6 Odds ratios can become extremely large and are hypersensitive to relatively minor changes in the cell frequencies that are very small. The odds ratio is therefore sometimes transformed into a log odds ratio. When taking the log of an odds ratio, 0 implies that marrying a Jewish woman is equally likely for both Jewish man and Protestant man, and a log odds ratio greater than 0 implies that marrying a Jewish woman is more likely among Jewish man.

7 This category also includes those of whom their religion was unknown. We have no indication that the numbers of whom the religion is unknown are substantial.

8 A case-control study is especially convenient in the study of rare conditions or when cases appear too seldom in a random population sample. The case-control design is therefore very suitable for studying e.g. religious intermarriage.

9 The Netherlands Institute for War Documentation (NIOD), 77, 1411–1413.

10 Persons who had one or two Jewish grandparents were defined as ‘quarter’ Jews and ‘half’ Jews respectively. Grandparents were Jewish if they belonged to the Israelite congregation.

11 The Amsterdam list is not dated. We assume that this list was being finished in the second week of May 1941 as the youngest person on this list was born at May 7.

12 This line of reasoning might not be hundred percent waterproof, as some Jewish spouses could had lived temporarily somewhere else.

13 Historical Sample of The Netherlands (HSN). Dataset ‘Jewish Dutch or Dutch Jews?’ (JDJ), release 2009.01. For more information about the HSN, see http://www.iisg.nl/~hsn.

14 NIW, vol. 31, 1896, nr. 31, p.1.

15 NIW, vol. 32, 1896, nr. 17, second section p.1.

16 NIW, vol. 40, 1905, nr. 51, p.2.

17 NIW, vol. 42, 1907, nrs. 51 and 52; vol. 143, 1907, nrs. 1, 2, 5, 6 and 19. The dispute concerned a Jewish man living in Rotterdam who married to a non-Jewish woman. Later a liberal Rabbi in Brussels converted this woman to Judaism and next solemnized their wedding. Thereafter, the couple requested to be registered in the administration of the Jewish community in Rotterdam.

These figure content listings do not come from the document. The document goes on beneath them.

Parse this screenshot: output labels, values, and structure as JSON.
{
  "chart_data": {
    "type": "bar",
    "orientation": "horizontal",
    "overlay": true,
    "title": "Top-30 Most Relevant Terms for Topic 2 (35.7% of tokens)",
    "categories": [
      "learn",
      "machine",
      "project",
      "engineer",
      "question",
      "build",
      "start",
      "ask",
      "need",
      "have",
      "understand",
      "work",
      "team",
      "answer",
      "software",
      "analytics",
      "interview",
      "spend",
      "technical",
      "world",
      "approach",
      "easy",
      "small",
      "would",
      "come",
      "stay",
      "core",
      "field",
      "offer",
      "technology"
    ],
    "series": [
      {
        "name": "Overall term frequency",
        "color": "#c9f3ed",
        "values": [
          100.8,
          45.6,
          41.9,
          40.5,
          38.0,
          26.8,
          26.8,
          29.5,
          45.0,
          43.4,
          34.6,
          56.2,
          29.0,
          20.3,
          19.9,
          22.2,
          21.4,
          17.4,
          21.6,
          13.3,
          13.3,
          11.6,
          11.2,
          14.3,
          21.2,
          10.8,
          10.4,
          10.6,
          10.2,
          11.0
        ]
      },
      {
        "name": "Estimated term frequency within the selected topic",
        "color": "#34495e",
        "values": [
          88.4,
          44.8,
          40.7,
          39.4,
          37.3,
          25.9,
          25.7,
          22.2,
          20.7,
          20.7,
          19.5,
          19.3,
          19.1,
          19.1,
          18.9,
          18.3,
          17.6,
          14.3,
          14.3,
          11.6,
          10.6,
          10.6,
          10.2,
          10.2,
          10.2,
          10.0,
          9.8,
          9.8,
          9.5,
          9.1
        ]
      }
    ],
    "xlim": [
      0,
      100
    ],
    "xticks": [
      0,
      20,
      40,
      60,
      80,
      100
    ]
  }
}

18 NIW, vol. 43, 1907, nr. 2, p. 2.

19 To match the addresses and letter code of the living areas we used the information on the website http://www.amsterdamhistorie.nl/ (visited in May 2009). The streets and areas in the district ‘Jonker-, Ridder-, Konings-, en Keizerstraat en omgeving’ (areas C, P, Q, R and S) and ‘Overige Jodenbuurt en Hoogte Kadijk’ (areas N and O), and some parts of the areas U and V are taken as streets that constitute the Jewish neighbourhood.